Introduction: Toxicity resulting from pesticides is an important global public health hazard concern, particularly in developing countries. The objectives of this retrospective study were to determine the presenting clinical features, complications and length of stay of patients poisoned with organophosphates (OP).
Materials and Methods : The medical records of all OP poisoning patients admitted to King Fahd Hospital of the University in the period between 2000 and 2010 were reviewed.
Results: There was a total of 50 patients: Thirty-four males (68%) and 16 females (32%), 39(78%) of whom were >18 years of age.
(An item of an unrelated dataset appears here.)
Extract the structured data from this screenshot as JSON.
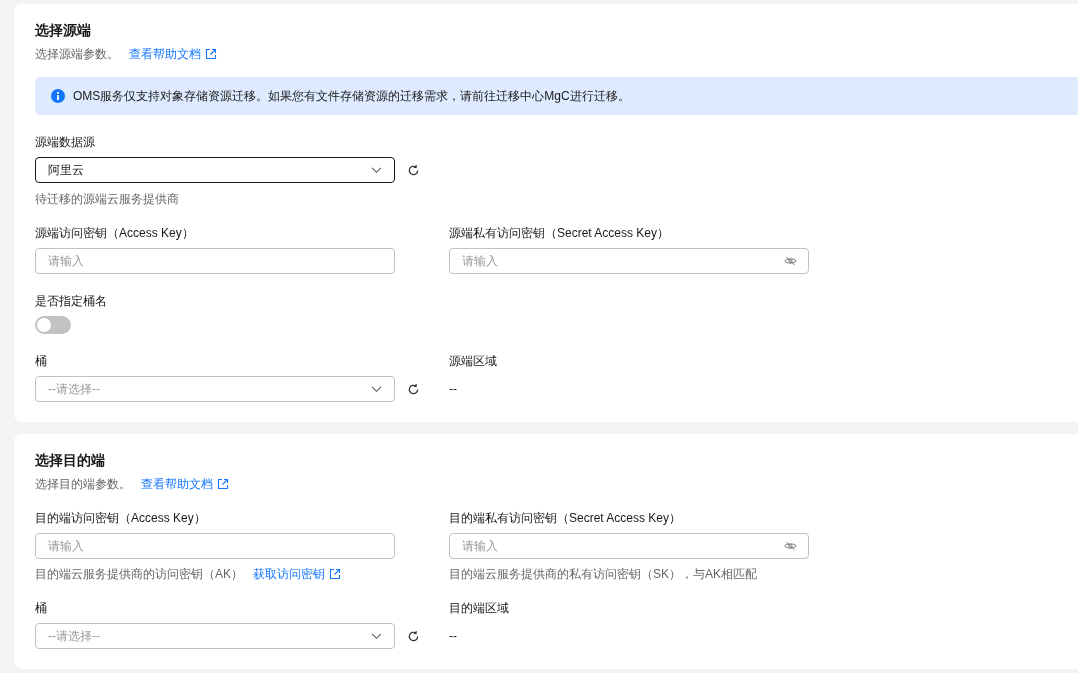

The most common route of exposure was ingestion, which was observed in 20 patients; vomiting was the most common clinical presentation. Thirteen patients were intubated at the Emergency Department on account of respiratory failure. Thirty-two patients required admission to the Intensive Care Unit and the mean length of stay in the hospital was 5 days. Two patients had cardiac arrest.
Conclusion: This relatively high prevalence of OP poisoning makes it necessary to have tighter governmental controls and awaken public awareness to this problem.

  Abstract in Arabic 

ملخص البحث:
هدفت هذه الدراسة للتعرف على الأعراض والعلامات التي يعاني منها المصابون بتسمم الفوسفات العضوي وكذلك المضاعفات وطول بقائهم بالمستشفى. شملت هذه الدراسة الاسترجاعية ملفات 05 من المرضى من يناير 0002 إلى ديسمبر 0102 بالمستشفى الجامعي بالخبر. كان التقيؤ هو العرض الرئيس لدى %62 من المرضى وتوقف القلب لدى أثنين من المصابين. تم علاج المصابين بالاتروبين وبراليدوكسيم. بينما تم إدخال 23 منهم للعناية المركزة وكان متوسط بقائهم في المستشفى خمسة أيام. وخلصت الدراسة إلى أن المعدل العالي لانتشار تسمم الفوسفات العضوي يستدعي رفع وعي المجتمع بالمشكلة كما يستدعي تشديد الرقابة الحكومية على هذه المواد.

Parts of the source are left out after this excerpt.